Text Analytics Tools and Runtime for IBM LanguageWare
From the website:
IBM LanguageWare is a technology which provides a full range of text analysis functions. It is used extensively throughout the IBM product suite and is successfully deployed in solutions which focus on mining facts from large repositories of text. With support for more than 20 languages, LanguageWare is the ideal solution for extracting the value locked up in unstructured text information and exposing it to business applications. With the emerging importance of Business Intelligence and the explosion in text-based information, the need to exploit this “hidden” information has never been so great. LanguageWare technology not only provides the functionality to address this need, it also makes it easier than ever to create, manage and deploy analysis engines and their resources.
It comprises Java libraries with a large set of features and the linguistic resources that supplement them. It also comprises an easy-to-use Eclipse-based development environment for building custom text analysis applications. In a few clicks, it is possible to create and deploy UIMA (Unstructured Information Management Architecture) annotators that perform everything from simple dictionary lookups to more sophisticated syntactic and semantic analysis of texts using dictionaries, rules and ontologies.
The LanguageWare libraries provide the following non-exhaustive list of features: dictionary look-up and fuzzy look-up, lexical analysis, language identification, spelling correction, hyphenation, normalization, part-of-speech disambiguation, syntactic parsing, semantic analysis, facts/entities extraction and relationship extraction.

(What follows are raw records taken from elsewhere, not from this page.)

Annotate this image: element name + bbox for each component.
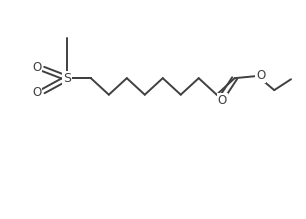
Text: O: O <box>256 69 265 83</box>
Text: O: O <box>32 61 41 74</box>
Text: O: O <box>218 94 227 107</box>
Text: O: O <box>32 86 41 99</box>
Text: S: S <box>63 72 71 85</box>
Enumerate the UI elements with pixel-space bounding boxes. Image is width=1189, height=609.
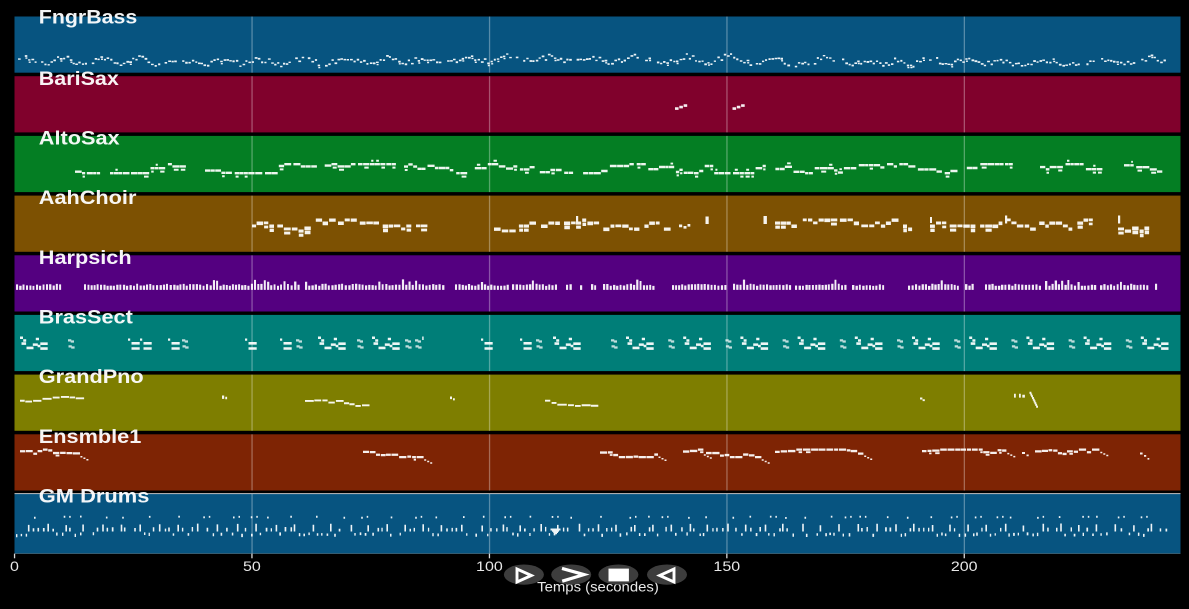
svg-text:200: 200 <box>951 558 978 574</box>
svg-text:Harpsich: Harpsich <box>39 248 132 269</box>
svg-text:AltoSax: AltoSax <box>39 129 120 150</box>
svg-text:BrasSect: BrasSect <box>39 308 134 329</box>
svg-text:AahChoir: AahChoir <box>39 188 137 209</box>
svg-text:50: 50 <box>243 558 261 574</box>
svg-text:0: 0 <box>10 558 19 574</box>
svg-text:BariSax: BariSax <box>39 69 119 90</box>
svg-text:GrandPno: GrandPno <box>39 367 144 388</box>
svg-text:GM Drums: GM Drums <box>39 487 150 508</box>
svg-text:FngrBass: FngrBass <box>39 7 138 28</box>
svg-text:Ensmble1: Ensmble1 <box>39 427 142 448</box>
svg-text:100: 100 <box>476 558 503 574</box>
svg-text:150: 150 <box>713 558 740 574</box>
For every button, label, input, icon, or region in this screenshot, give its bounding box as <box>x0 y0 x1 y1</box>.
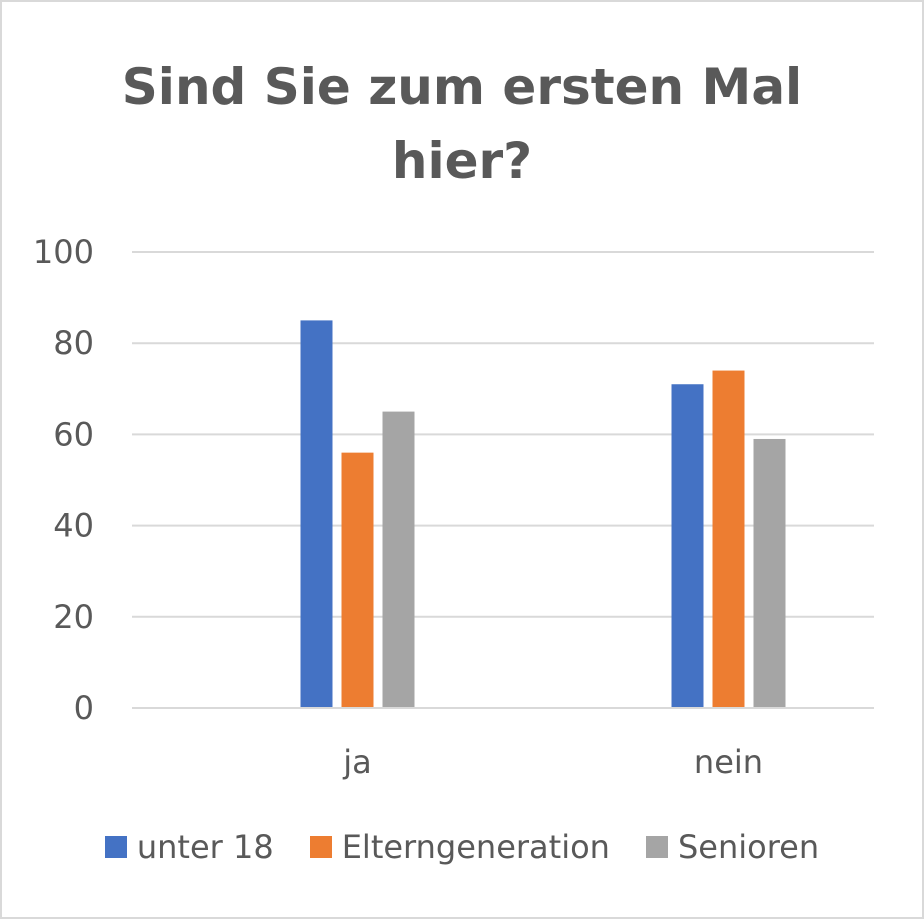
legend-item-senioren: Senioren <box>645 828 820 866</box>
y-tick-label-100: 100 <box>33 233 94 271</box>
legend-label-elterngeneration: Elterngeneration <box>341 828 610 866</box>
bar-nein-senioren <box>753 438 786 708</box>
bar-nein-elterngeneration <box>712 370 745 708</box>
bar-ja-elterngeneration <box>341 452 374 708</box>
bar-nein-unter-18 <box>671 384 704 708</box>
x-tick-label-nein: nein <box>694 743 763 781</box>
legend-swatch-senioren <box>645 836 668 858</box>
y-tick-label-60: 60 <box>53 415 94 453</box>
legend-label-senioren: Senioren <box>677 828 820 866</box>
legend: unter 18 Elterngeneration Senioren <box>2 828 922 866</box>
chart-title: Sind Sie zum ersten Mal hier? <box>2 50 922 198</box>
bar-ja-senioren <box>382 411 415 708</box>
legend-swatch-unter-18 <box>104 836 127 858</box>
chart-title-line-2: hier? <box>391 132 533 190</box>
x-tick-label-ja: ja <box>342 743 372 781</box>
legend-label-unter-18: unter 18 <box>136 828 274 866</box>
bar-ja-unter-18 <box>300 320 333 708</box>
legend-swatch-elterngeneration <box>309 836 332 858</box>
y-tick-label-40: 40 <box>53 507 94 545</box>
y-tick-label-0: 0 <box>74 689 94 727</box>
y-tick-label-80: 80 <box>53 324 94 362</box>
y-tick-label-20: 20 <box>53 598 94 636</box>
chart-title-line-1: Sind Sie zum ersten Mal <box>121 58 803 116</box>
legend-item-unter-18: unter 18 <box>104 828 274 866</box>
legend-item-elterngeneration: Elterngeneration <box>309 828 610 866</box>
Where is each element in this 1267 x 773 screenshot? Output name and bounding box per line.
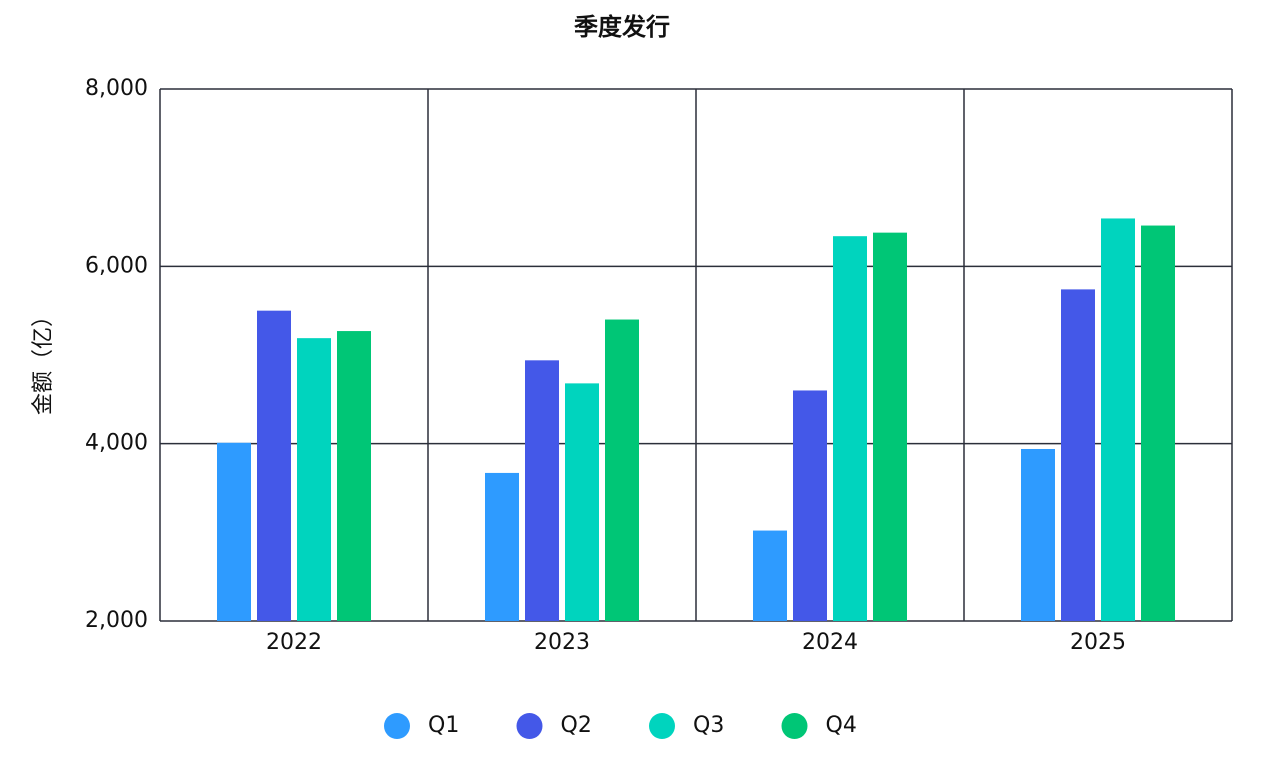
bar bbox=[565, 383, 599, 621]
bar bbox=[1061, 289, 1095, 621]
bar bbox=[337, 331, 371, 621]
bar bbox=[873, 232, 907, 621]
legend-marker bbox=[649, 713, 675, 739]
legend-label: Q2 bbox=[561, 713, 592, 738]
legend-label: Q4 bbox=[826, 713, 857, 738]
bar bbox=[485, 472, 519, 621]
bar bbox=[1141, 225, 1175, 621]
legend-label: Q1 bbox=[428, 713, 459, 738]
y-tick-label: 4,000 bbox=[85, 431, 148, 456]
bar bbox=[525, 360, 559, 621]
x-tick-label: 2023 bbox=[534, 630, 590, 655]
chart-title: 季度发行 bbox=[574, 13, 670, 41]
bar bbox=[1021, 448, 1055, 621]
bar bbox=[605, 319, 639, 621]
y-tick-label: 6,000 bbox=[85, 253, 148, 278]
y-tick-label: 8,000 bbox=[85, 76, 148, 101]
legend-label: Q3 bbox=[693, 713, 724, 738]
bar bbox=[257, 310, 291, 621]
y-tick-label: 2,000 bbox=[85, 608, 148, 633]
legend-marker bbox=[384, 713, 410, 739]
bar bbox=[833, 236, 867, 622]
y-axis-label: 金额（亿） bbox=[31, 305, 56, 415]
x-tick-label: 2025 bbox=[1070, 630, 1126, 655]
legend-marker bbox=[781, 713, 808, 739]
legend-marker bbox=[516, 713, 543, 739]
x-tick-label: 2024 bbox=[802, 630, 858, 655]
bar bbox=[217, 442, 251, 621]
x-tick-label: 2022 bbox=[266, 630, 322, 655]
bar bbox=[753, 530, 787, 621]
bar bbox=[297, 338, 331, 621]
bar bbox=[1101, 218, 1135, 621]
bar bbox=[793, 390, 827, 621]
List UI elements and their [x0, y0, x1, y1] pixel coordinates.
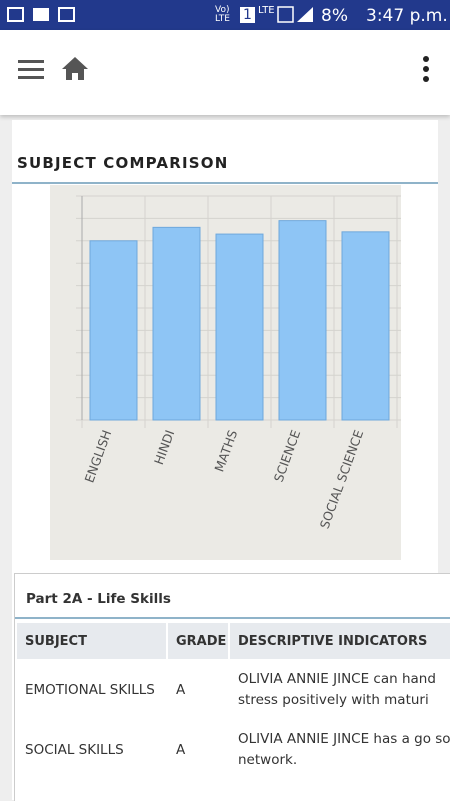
- table-title: Part 2A - Life Skills: [26, 591, 171, 607]
- table-card: Part 2A - Life Skills SUBJECT GRADE DESCRI…: [14, 573, 450, 801]
- notification-icons: [7, 7, 75, 22]
- volte: Vo) LTE: [215, 5, 230, 24]
- bar: [278, 220, 327, 421]
- bar: [89, 240, 138, 421]
- time: 3:47 p.m.: [366, 6, 448, 26]
- header-cell: GRADE: [168, 623, 228, 659]
- bar: [215, 233, 264, 421]
- table-row: EMOTIONAL SKILLS A OLIVIA ANNIE JINCE can …: [17, 661, 450, 719]
- header-row: SUBJECT GRADE DESCRIPTIVE INDICATORS: [17, 623, 450, 659]
- table-cell: A: [176, 681, 186, 698]
- app-bar-icons: [18, 56, 429, 82]
- status-bar: Vo) LTE 1 LTE 8% 3:47 p.m.: [0, 0, 450, 30]
- app-bar: [0, 30, 450, 115]
- header-cell: DESCRIPTIVE INDICATORS: [230, 623, 450, 659]
- chart: ENGLISH HINDI MATHS SCIENCE SOCIAL SCIENCE: [50, 185, 401, 560]
- table-cell: A: [168, 781, 228, 801]
- signal-icons: [277, 6, 313, 23]
- more-button[interactable]: [423, 56, 429, 82]
- table-cell: EMOTIONAL SKILLS: [25, 681, 155, 698]
- chart-title: SUBJECT COMPARISON: [17, 154, 229, 172]
- header-cell: SUBJECT: [17, 623, 166, 659]
- table-cell: THINKING SKILLS: [17, 781, 166, 801]
- sim: 1: [240, 7, 255, 23]
- divider: [15, 617, 450, 619]
- home-button[interactable]: [62, 57, 88, 80]
- life-skills-table: SUBJECT GRADE DESCRIPTIVE INDICATORS EMOTIO…: [15, 621, 450, 801]
- table-cell: OLIVIA ANNIE JINCE can hand stress posit…: [238, 671, 436, 708]
- bar: [341, 231, 390, 421]
- bar: [152, 226, 201, 421]
- table-cell: OLIVIA ANNIE JINCE is very: [230, 781, 450, 801]
- table-cell: A: [176, 741, 186, 758]
- divider: [12, 182, 438, 184]
- network: LTE: [258, 5, 275, 16]
- table-cell: SOCIAL SKILLS: [25, 741, 124, 758]
- table-row: SOCIAL SKILLS A OLIVIA ANNIE JINCE has a g…: [17, 721, 450, 779]
- battery: 8%: [321, 6, 348, 26]
- menu-button[interactable]: [18, 60, 44, 79]
- table-cell: OLIVIA ANNIE JINCE has a go social netwo…: [238, 731, 450, 768]
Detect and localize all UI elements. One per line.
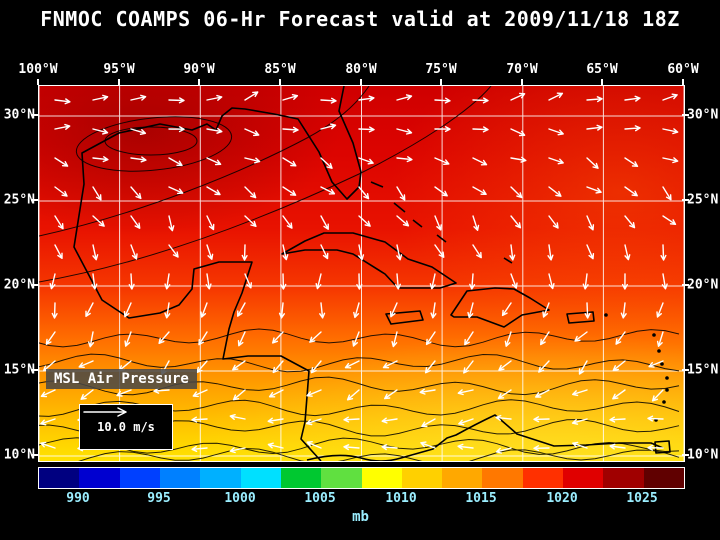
lat-label-right: 30°N [687,107,719,123]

For more details see the documentation.
The LanguageWare Resource Workbench provides a complete development environment for the building and customization of dictionaries, rules, ontologies and associated UIMA annotators. This environment removes the need for specialist knowledge of the underlying technologies of natural language processing or UIMA. In doing so, it allows the user to focus on the concepts and relationships of interest, and to develop analyzers which extract them from text without having to write any code. The resulting application code is wrapped as UIMA annotators, which can be seamlessly plugged into any application that is UIMA-compliant.
IBM has attracted a lot of attention with its Jeopardy playing “Watson,” and that isn’t necessarily a bad thing.
Personally I am hopeful that it will spur a greater interest in both the humanities as well as CS. Humanities because CS in its absence lacks a lot of interesting problems and CS because that can result in software for the rest of us to use.
Many years ago, before CS became professional or at least as professional as it is now, there was a healthy mixture of math, engineering, humanists and what would become computer scientists in computer science projects.
This software package may be a good way to attract a better cross-section of people to a project.
Not sure if finding others for collaboration will be easier in a university setting (with sharp department lines) or in a public setting where people may be looking for projects outside of work in the public interest.
Possible project questions:
- Define a project where you would use these text analytic tools. (3-5 pages, no citations)
- What other disciplines would you involve and how would you persuade them to participate? (3-5 pages, no citations)
- How would you involve topic maps in your project and why? (3-5 pages, no citations)
- How would you use these tools to populate your topic maps? (5-7 pages, no citations)